No texto bíblico (em Gênesis 3:7), afirma-se que Adão e Eva fizeram vestes com folhas de figueira. No entanto, Brotero não ficou muito convencido disso. Em seu “Compendio de Botanica” (1788), numa nota de rodapé à p. ix, assim ele afirma:
As folhas da bananeira (Musa paradisiaca, Lin.), planta propria dos climas do Tigre e Euphrates, e a cujos fructos alguns autores antigos chamaõ figos, foraõ provavelmente as que Adam empregou para fazer o sayotte com que se cobrio; ellas saõ de huma sufficiente solidez e algumas tem cinco pes de comprido e huma largura proporcionada; os fios tirados do corpo da planta podiaõ facilmente ser empregados para cozer as dictas folhas. Milton contudo foy de parecer que as folhas com que Adam e Eva se cobriraõ foraõ as da figueira de Bengala; mas isto he menos verosimil, visto que ellas tem, quando muito, oito pollegadas de comprido e tres de largo.

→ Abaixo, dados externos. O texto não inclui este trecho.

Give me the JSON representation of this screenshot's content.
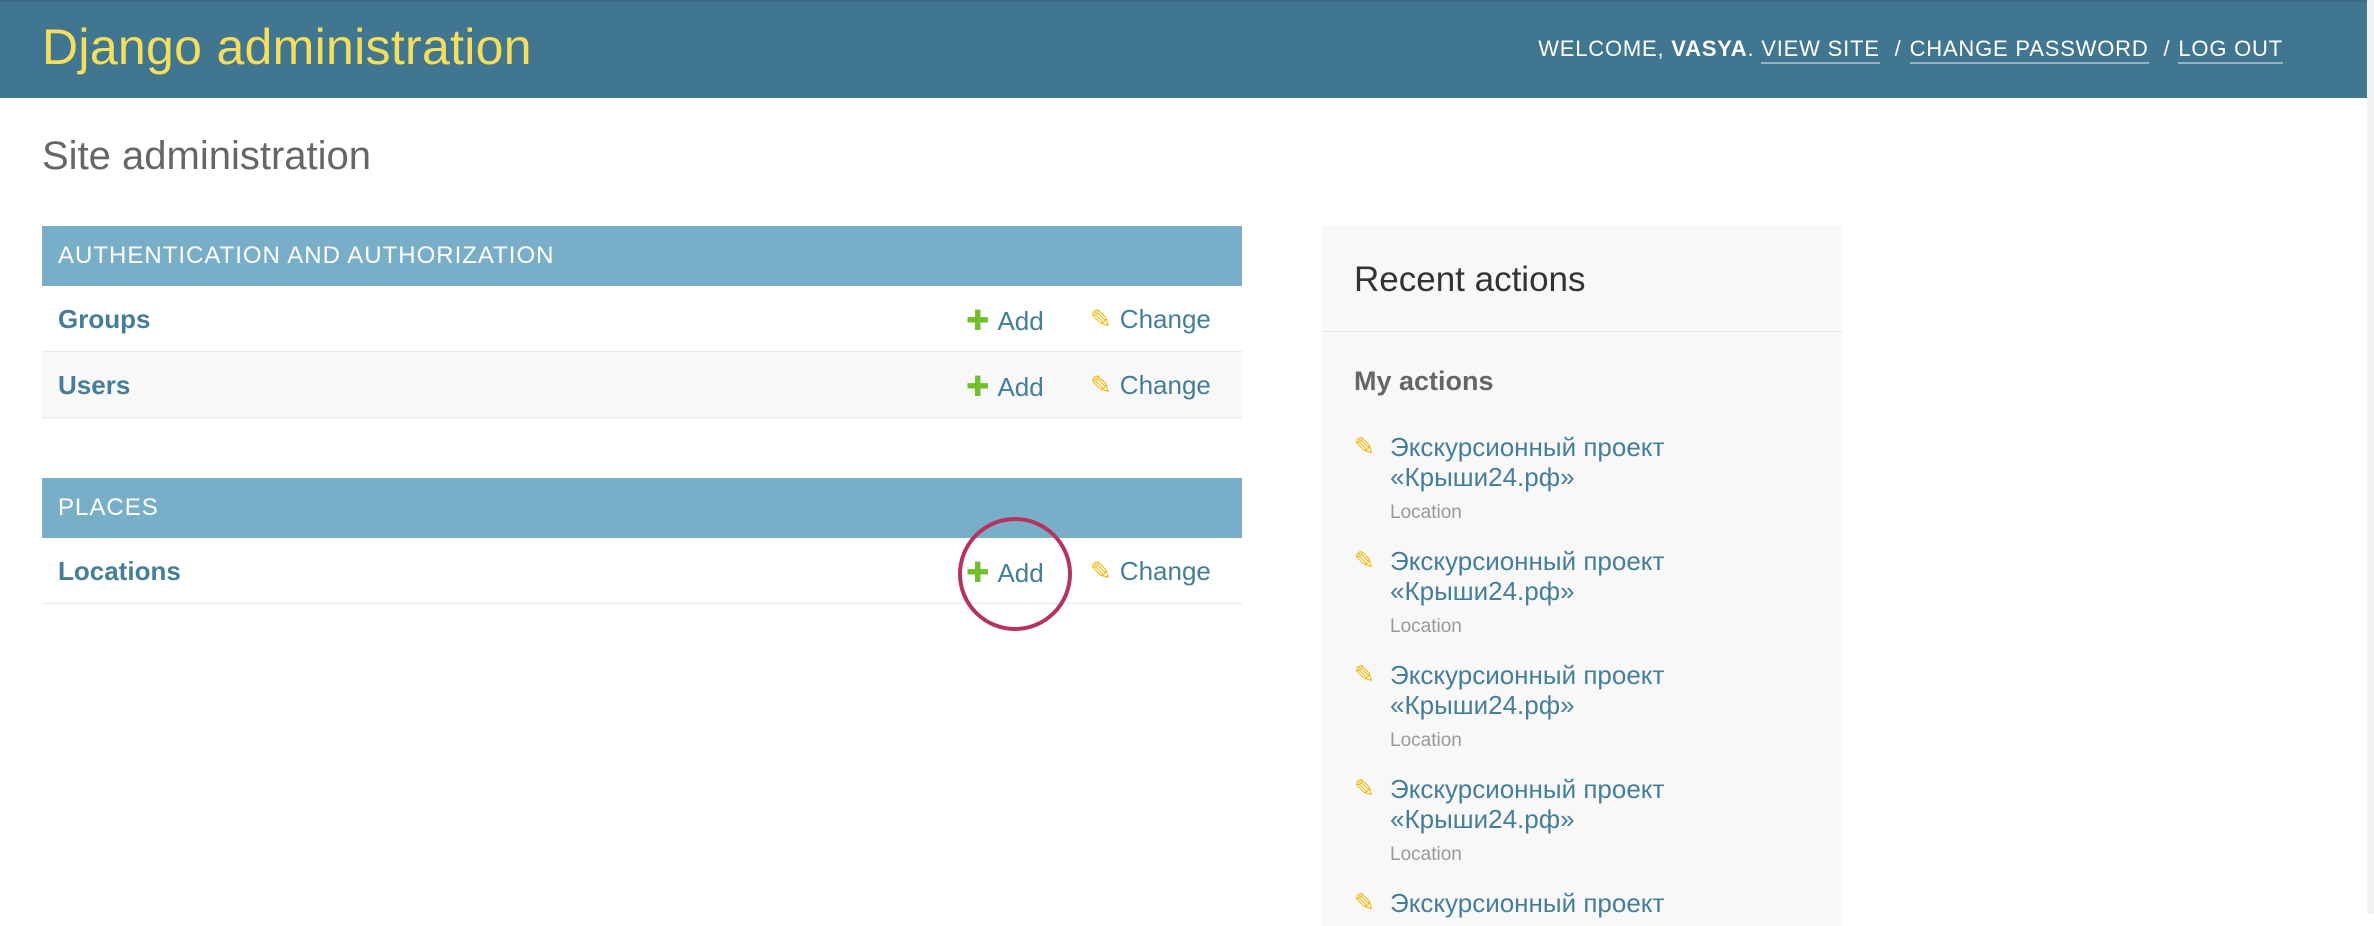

Esse trecho suscita muitas reflexões, entre elas as seguintes:
- A reflexão mais óbvia que se pode fazer é justamente sobre a relevância e a cientificidade da questão. Nenhum cientista do século XXI, por mais religioso que possa ser, entenderia ser relevante identificar a que variedade de figueira o autor do Gênesis estaria se referindo. Brotero, no entanto, não viu problema em analisar essa questão numa obra de caráter científico.
- Em segundo lugar, observamos outra característica do fazer científico de Brotero que seria praticamente inconcebível no século XXI: o autor não viu problema em “debater” suas ideias com um poeta, em vez de outro cientista. Milton, mencionado por Brotero, é o poeta John Milton (1608-1674), autor do poema “Paraíso Perdido”, que narra em versos algumas histórias do Gênesis. Ao narrar o trecho em que Adão e Eva costuram suas roupas (“Paradise Lost”, livro 9, versos 1100-1110), Milton descreve a árvore de onde eles tiraram as folhas (a figueira de Bengala); Brotero, por sua vez, acha “inverossímil” a narrativa poética de Milton (que, obviamente, por ser poética, não tem compromisso com a realidade dos fatos) e hipotetiza que a árvore seria, na verdade, uma bananeira.
Precisamos ser justos com Brotero: ele não foi o único a debater com Milton nem foi o único a propor que a árvore pudesse ser uma bananeira. Segundo Marissa Nicosia (no artigo “Milton’s Banana: Paradise Lost and Colonial Botany”, publicado em Milton Studies, 2017), o intelectual britânico Horace Walpole (1717-1797), contemporâneo de Brotero, teria proposto essa “hipótese” numa anotação feita à margem do seu exemplar do “Paraíso Perdido”. Não sabemos a data em que essa anotação foi feita e não temos como saber se Brotero já conhecia essa hipótese ou se chegou a essa conclusão sozinho (quem sabe algum(a) historiador(a) da ciência não investiga isso mais a fundo?). O mais interessante, de qualquer forma, é perceber que essa questão era realmente sentida como relevante para a intelectualidade da época, e que Milton era um autor considerado “referência” ou “autoridade” para tratar dessa questão.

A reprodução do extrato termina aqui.